CES: Audi Partners With Google to Integrate Android Operating System
LAS VEGAS -- Professing his love for Audi -- he claimed he bought a TT with his first paycheck from The Big Bang Theory -- Kunal Nayyar hosted the carmaker's keynote at the 2014 CES International that seldom strayed from tub-thumping the ascendant German automaker's focus on all things tech.
Over the course of the hour an Audi A7 drove itself onstage, highlighting advances in what Audi calls "piloted driving" and what Nayyar called "what once was called a chauffeur doing his job," and Consumer Electronics Association president Gary Shapiro joined Audi chairman Rupert Stadler onstage to announce that "cars have become mobile tech platforms -- cars can be connected." (Stadler endured an awkward moment when just after he declared that "tech and cars are intertwined" his teleprompter failed; he completed his remarks reading from note cards -- never say Audi isn't prepared.)
Auto manufacturers are obsessed with tech -- no fewer than nine of them, including Mercedes, Ford and Chevrolet, which announced it was baking 4G-LTE connectivity into pretty much its entire line in 2014 -- were at CES this year. They see tech as a lure for buyers who increasingly care less about horsepower than being able to have their Android device or iPhone synch seamlessly with a car's infotainment and navigation systems. In one survey, nine out of ten young consumers said they could imagine life without a car but not without a smart phone -- a sentiment that strikes fear deep into the hearts of auto executives from Detroit to Stuttgart.
Audi has been particularly aggressive about stuffing connectivity into its cars -- in November it unveiled an A3 with built-in 4G-LTE wireless capability; AT&T Mobility CEO Ralph de la Vega came onstage during the keynote to announce the company would partner with Audi in the service on other models. At a press conference Tuesday at CES, Stadler announced that Audi would partner with Google to integrate the Android operating system into its cars as part of the new Open Automotive Alliance that includes Google, Audi, GM, Hyundai and chipmaker Nvidia. The confederation is stark evidence that carmakers, smartphone manufacturers and service providers share a deep co-dependence upon each other's products; by allowing Android to be imbedded into its proprietary infotainment systems, Audi is acknowledging how crucial it has become to give drivers a seamless experience with their personal tech devices when they get behind the wheel.

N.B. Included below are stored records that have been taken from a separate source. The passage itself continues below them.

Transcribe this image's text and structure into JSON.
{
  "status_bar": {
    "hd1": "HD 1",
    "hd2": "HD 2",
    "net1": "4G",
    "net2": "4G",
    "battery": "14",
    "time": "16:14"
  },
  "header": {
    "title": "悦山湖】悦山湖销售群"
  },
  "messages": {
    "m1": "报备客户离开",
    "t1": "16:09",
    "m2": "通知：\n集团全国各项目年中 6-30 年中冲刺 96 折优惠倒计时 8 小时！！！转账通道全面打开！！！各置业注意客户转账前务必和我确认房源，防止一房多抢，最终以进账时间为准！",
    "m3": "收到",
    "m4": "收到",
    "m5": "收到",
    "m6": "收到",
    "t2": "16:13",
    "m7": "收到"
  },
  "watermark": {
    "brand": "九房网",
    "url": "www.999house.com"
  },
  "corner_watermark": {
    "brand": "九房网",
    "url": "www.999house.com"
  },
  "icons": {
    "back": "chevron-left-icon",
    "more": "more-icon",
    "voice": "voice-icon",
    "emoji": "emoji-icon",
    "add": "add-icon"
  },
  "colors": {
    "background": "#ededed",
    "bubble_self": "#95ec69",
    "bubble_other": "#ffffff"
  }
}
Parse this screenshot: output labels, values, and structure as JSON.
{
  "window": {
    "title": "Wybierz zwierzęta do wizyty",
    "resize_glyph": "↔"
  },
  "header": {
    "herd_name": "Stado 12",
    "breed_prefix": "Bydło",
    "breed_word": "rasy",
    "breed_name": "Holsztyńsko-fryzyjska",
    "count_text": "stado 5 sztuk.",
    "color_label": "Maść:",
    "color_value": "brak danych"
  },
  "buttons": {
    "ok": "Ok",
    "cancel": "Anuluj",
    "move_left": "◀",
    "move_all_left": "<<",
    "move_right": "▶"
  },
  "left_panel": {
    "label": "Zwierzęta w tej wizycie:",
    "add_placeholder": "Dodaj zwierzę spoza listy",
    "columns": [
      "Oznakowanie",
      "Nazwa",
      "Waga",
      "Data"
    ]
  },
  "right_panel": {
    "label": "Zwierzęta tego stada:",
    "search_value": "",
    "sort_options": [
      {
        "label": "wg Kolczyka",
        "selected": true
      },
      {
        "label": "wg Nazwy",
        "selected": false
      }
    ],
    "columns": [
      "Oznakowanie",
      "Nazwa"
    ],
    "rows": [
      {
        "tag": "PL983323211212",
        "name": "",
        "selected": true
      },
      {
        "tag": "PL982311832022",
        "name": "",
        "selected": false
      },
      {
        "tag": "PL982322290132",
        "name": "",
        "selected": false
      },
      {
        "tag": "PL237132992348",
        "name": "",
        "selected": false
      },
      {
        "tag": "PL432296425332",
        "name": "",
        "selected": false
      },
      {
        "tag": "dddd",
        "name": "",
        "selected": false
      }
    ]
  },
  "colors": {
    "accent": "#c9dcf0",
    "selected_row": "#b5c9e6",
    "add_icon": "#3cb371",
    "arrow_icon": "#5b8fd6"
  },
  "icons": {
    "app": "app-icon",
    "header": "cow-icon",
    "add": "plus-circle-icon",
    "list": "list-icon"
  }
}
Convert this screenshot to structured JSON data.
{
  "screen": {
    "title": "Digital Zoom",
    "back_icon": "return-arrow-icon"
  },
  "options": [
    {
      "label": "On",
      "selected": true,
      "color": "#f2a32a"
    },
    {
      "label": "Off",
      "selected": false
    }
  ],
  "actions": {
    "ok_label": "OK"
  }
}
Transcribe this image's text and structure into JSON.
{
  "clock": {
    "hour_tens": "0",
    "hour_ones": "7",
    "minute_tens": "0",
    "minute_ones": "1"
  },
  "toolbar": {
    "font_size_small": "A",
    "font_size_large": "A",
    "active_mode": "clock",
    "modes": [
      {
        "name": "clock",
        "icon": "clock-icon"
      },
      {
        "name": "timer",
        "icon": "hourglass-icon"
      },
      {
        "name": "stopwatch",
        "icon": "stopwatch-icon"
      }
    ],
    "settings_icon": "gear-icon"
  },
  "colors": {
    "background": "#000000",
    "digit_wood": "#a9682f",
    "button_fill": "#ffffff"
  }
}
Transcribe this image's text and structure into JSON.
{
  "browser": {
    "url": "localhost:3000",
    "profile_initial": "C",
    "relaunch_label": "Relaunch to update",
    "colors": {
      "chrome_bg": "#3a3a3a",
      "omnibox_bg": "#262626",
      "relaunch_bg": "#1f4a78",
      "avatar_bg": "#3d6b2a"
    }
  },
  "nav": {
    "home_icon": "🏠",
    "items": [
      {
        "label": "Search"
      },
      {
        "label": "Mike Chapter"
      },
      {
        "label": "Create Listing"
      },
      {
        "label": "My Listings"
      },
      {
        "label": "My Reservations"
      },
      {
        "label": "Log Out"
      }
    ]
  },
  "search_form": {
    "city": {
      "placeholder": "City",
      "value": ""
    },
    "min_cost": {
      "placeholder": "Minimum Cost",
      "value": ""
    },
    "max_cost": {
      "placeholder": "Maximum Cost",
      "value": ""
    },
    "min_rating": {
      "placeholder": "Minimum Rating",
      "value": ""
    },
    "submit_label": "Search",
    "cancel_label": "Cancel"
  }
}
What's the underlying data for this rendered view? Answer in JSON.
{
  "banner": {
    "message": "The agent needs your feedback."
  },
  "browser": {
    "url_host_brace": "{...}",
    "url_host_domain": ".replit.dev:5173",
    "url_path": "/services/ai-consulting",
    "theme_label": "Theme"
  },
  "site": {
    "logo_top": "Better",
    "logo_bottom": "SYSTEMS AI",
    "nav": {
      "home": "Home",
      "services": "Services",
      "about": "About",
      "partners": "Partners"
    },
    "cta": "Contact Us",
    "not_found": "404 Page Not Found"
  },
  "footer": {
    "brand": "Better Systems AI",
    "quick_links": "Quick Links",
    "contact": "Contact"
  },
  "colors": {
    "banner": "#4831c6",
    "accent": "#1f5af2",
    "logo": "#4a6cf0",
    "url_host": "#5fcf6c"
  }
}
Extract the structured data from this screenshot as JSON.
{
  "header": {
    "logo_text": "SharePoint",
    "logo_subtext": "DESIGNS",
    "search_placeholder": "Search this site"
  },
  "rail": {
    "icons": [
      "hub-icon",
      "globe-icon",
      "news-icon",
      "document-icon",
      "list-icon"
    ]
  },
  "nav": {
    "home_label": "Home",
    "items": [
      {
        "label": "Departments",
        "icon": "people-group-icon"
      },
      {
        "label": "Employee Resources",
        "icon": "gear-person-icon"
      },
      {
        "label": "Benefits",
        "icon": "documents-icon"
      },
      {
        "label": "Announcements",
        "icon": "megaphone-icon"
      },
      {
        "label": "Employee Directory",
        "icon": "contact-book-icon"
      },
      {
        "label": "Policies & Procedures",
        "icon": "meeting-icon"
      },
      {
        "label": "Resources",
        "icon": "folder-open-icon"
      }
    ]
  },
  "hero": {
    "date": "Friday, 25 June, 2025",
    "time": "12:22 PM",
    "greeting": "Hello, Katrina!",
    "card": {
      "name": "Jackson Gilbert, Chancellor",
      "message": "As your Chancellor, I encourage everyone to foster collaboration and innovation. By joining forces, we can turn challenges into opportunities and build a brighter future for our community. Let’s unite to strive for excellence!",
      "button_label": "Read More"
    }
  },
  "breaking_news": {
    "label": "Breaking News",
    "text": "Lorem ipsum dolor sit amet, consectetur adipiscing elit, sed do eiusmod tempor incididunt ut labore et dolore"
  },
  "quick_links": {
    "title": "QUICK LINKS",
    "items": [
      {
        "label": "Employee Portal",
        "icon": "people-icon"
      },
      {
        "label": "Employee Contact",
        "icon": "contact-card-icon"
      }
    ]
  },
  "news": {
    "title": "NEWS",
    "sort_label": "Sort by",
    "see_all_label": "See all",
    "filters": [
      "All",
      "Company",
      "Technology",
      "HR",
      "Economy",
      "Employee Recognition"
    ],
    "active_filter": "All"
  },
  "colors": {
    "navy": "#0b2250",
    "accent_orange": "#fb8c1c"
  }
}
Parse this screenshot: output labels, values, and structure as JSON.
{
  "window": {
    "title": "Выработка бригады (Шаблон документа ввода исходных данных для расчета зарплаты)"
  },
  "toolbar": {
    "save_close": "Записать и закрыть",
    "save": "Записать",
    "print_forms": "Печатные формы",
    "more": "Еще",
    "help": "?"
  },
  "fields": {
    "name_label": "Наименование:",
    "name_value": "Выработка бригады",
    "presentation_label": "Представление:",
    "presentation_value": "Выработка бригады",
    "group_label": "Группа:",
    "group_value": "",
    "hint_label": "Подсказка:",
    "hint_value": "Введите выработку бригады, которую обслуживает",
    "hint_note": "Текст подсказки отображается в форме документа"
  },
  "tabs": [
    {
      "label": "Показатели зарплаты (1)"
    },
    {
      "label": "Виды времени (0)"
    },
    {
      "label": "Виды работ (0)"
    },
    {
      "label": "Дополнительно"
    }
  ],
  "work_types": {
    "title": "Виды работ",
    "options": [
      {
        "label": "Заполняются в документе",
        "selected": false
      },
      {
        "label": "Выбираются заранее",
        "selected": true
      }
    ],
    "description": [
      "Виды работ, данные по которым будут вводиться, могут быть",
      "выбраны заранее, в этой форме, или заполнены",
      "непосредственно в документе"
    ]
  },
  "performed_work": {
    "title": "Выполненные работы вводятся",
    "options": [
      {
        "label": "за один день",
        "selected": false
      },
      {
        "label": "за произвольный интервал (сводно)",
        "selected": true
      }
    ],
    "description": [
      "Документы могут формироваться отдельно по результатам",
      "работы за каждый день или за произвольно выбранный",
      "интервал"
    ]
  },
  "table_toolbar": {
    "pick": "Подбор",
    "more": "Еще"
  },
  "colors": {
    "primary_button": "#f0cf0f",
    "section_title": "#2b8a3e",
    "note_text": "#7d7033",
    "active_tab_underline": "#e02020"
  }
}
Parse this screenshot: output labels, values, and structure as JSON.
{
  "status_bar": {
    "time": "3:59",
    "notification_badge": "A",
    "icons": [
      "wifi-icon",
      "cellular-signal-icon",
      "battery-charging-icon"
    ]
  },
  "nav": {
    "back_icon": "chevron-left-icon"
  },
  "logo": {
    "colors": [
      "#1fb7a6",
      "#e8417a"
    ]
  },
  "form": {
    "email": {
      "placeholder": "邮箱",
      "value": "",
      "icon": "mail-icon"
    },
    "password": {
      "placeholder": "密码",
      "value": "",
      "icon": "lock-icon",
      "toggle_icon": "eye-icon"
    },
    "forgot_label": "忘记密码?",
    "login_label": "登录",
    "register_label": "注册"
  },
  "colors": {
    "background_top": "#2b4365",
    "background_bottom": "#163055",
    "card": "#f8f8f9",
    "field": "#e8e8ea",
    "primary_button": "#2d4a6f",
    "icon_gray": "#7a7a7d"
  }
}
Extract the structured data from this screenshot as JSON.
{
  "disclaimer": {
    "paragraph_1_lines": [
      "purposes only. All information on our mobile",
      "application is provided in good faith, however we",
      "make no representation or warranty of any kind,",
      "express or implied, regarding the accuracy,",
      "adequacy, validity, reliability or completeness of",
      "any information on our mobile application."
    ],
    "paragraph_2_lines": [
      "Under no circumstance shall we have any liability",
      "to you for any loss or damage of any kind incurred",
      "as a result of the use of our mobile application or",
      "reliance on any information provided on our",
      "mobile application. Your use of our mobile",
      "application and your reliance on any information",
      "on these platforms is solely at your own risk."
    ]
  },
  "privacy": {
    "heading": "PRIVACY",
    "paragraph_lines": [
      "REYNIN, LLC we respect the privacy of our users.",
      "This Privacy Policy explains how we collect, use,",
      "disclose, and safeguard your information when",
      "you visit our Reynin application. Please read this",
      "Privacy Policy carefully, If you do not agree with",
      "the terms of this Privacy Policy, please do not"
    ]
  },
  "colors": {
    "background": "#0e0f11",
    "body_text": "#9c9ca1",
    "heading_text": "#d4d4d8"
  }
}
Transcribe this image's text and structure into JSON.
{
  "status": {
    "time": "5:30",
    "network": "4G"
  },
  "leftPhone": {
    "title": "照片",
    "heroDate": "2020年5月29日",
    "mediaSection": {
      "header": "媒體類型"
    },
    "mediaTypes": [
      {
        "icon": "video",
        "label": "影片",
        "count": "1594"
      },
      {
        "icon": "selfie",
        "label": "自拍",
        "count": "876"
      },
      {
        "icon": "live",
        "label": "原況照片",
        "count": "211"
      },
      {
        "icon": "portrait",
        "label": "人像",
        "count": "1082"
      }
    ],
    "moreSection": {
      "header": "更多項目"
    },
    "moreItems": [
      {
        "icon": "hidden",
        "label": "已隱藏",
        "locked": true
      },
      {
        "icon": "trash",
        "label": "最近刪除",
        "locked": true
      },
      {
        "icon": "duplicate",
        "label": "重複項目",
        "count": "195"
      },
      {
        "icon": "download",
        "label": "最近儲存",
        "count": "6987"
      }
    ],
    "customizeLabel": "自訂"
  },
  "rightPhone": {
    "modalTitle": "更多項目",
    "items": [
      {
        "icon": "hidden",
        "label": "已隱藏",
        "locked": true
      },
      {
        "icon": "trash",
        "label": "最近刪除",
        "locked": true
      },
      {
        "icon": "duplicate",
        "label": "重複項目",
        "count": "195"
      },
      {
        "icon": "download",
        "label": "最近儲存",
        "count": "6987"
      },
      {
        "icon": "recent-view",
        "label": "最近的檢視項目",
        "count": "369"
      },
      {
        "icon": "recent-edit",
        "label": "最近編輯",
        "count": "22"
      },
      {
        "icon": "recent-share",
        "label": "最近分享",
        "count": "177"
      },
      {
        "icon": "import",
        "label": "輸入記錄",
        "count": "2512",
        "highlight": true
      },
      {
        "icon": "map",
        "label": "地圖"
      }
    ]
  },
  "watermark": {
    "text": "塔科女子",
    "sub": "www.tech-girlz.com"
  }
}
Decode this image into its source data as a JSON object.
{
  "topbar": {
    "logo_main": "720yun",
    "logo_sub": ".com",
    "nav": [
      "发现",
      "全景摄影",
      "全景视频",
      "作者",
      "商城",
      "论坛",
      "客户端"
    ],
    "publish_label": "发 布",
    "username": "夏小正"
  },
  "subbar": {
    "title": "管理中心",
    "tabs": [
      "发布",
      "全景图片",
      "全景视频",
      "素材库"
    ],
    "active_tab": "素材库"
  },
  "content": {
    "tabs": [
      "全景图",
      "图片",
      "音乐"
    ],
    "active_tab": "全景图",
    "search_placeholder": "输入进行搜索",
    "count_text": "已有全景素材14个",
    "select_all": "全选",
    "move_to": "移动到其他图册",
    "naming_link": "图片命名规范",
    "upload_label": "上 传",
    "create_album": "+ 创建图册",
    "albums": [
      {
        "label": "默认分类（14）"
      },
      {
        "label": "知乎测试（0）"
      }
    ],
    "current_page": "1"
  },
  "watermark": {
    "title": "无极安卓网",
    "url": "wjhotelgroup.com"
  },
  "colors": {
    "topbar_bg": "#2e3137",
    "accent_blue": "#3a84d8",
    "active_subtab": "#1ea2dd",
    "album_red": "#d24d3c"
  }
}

Stadler said the accelerating state of the art and breakthroughs by its own engineers have cut the time it takes to introduce new tech features -- the LED headlights that were not long ago a pricey premium on Audis are now standard on nearly all of its cars, while the technology that allowed the A7 to drive itself onstage fits on a circuit board the size of an iPad; Nayyar, who plays an astrophysicist on Big Bang Theory, pointed out that the same tech had at last year's CES filled the trunk of the car. Laser headlights, three times stronger than LEDs with a reach of five football fields, introduced last year on Audi's R18 e-tron Quattro race car, will soon trickle down to Audi production models.
Stadler closed the presentation with a vision of a near future in which smart roads and other traffic infrastructure are embedded with integrated electronics that communicate with connected cars in real time, improving efficiency and safety. Drivers, today and in the future, "want to be connected," he said.